As we came back to Schonchin Butte, we could see the fire tower in silhouette.

That night we had the big banquet, a delicious dinner put on by the Motherlode Grotto. Afterwards we intended to stay for some of the entertainment, but the cold temperatures and busy day had us heading to the tent.

I woke early and went for a lovely walk along the Bunchgrass Trail.

The sun came up and painted everything golden with the sun still in the sky.

Our plan for that day started with a Photography Trip with Dave Bunnell into Valentine Cave. When we arrived, a couple tripods were already set up near the entrance.

The kids offered to be models. But they quickly decided they'd rather be cave exploring!

So as we went through the cave, they posed, but not for long.

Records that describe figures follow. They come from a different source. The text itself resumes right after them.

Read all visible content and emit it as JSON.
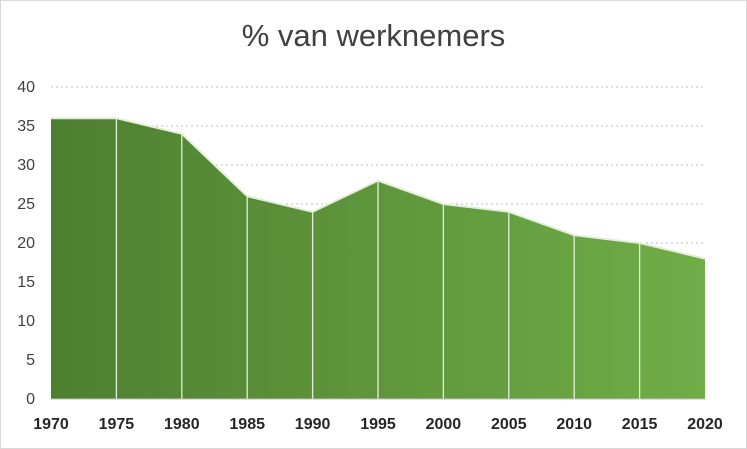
{
  "chart_data": {
    "type": "area",
    "title": "% van werknemers",
    "xlabel": "",
    "ylabel": "",
    "x": [
      "1970",
      "1975",
      "1980",
      "1985",
      "1990",
      "1995",
      "2000",
      "2005",
      "2010",
      "2015",
      "2020"
    ],
    "series": [
      {
        "values": [
          36,
          36,
          34,
          26,
          24,
          28,
          25,
          24,
          21,
          20,
          18
        ]
      }
    ],
    "ylim": [
      0,
      40
    ],
    "yticks": [
      0,
      5,
      10,
      15,
      20,
      25,
      30,
      35,
      40
    ],
    "grid": true,
    "legend": "none",
    "colors": {
      "fill_dark": "#4e7f30",
      "fill_light": "#70ad47",
      "outline": "#e2efd9",
      "gridline": "#bfbfbf"
    }
  }
}
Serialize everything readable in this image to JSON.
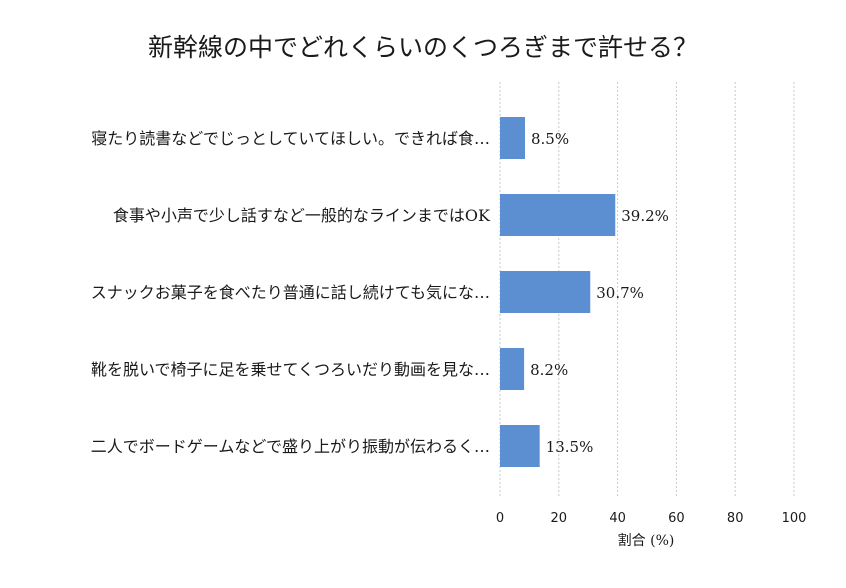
{
  "chart_data": {
    "type": "bar",
    "orientation": "horizontal",
    "title": "新幹線の中でどれくらいのくつろぎまで許せる？",
    "xlabel": "割合 (%)",
    "ylabel": "",
    "xlim": [
      0,
      100
    ],
    "xticks": [
      0,
      20,
      40,
      60,
      80,
      100
    ],
    "grid": "x-dashed",
    "bar_color": "#5b8fd1",
    "categories": [
      "寝たり読書などでじっとしていてほしい。できれば食…",
      "食事や小声で少し話すなど一般的なラインまではOK",
      "スナックお菓子を食べたり普通に話し続けても気にな…",
      "靴を脱いで椅子に足を乗せてくつろいだり動画を見な…",
      "二人でボードゲームなどで盛り上がり振動が伝わるく…"
    ],
    "values": [
      8.5,
      39.2,
      30.7,
      8.2,
      13.5
    ],
    "value_labels": [
      "8.5%",
      "39.2%",
      "30.7%",
      "8.2%",
      "13.5%"
    ]
  }
}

It was fun working with other photographers seeing how to place lights. Cave photography is all about the lighting.

But sometimes the best shot is happy kids in a cave!

We found a white springtail, which made me happy.

And then on to a few more photos.

The kids found that it was really fun to make shadow puppets on the lava tube walls.

Love all this walking passage!

They eventually got tired of the cave and we headed out. They weren't too interested in doing other caves, but they thought it would be fun to climb to the fire lookout, less than a mile each way.

The views were great, and we even got to see Mt. Shasta. It's so strange seeing a big volcano rising up covered in snow and ice. (It's barely visible in the photo below.)

We still had a little time before our 2 p.m. departure time, so we went over to Merrill Cave. It used to be an ice cave, and in fact there are photos of people ice skating on the ice. But it's all gone now.

The trail through the cave was very nice. 

The kids had completed their junior ranger booklets, so we went to the visitor center. Ranger Jillian swore them in.

We couldn't resist driving the 1.5-mile long cave loop one more time. And I might not have resisted a quick stop at Blue Grotto Cave. Which just happens to be a fairly long cave. And it was extra memorable when our lights started going out. 

It was a long drive, but Lava Beds was worth it. I would happily return, there is still so much more to see!

1 comment:

David Evans said...

Hi again..Enjoyed the pictures of the caves and your other adventures.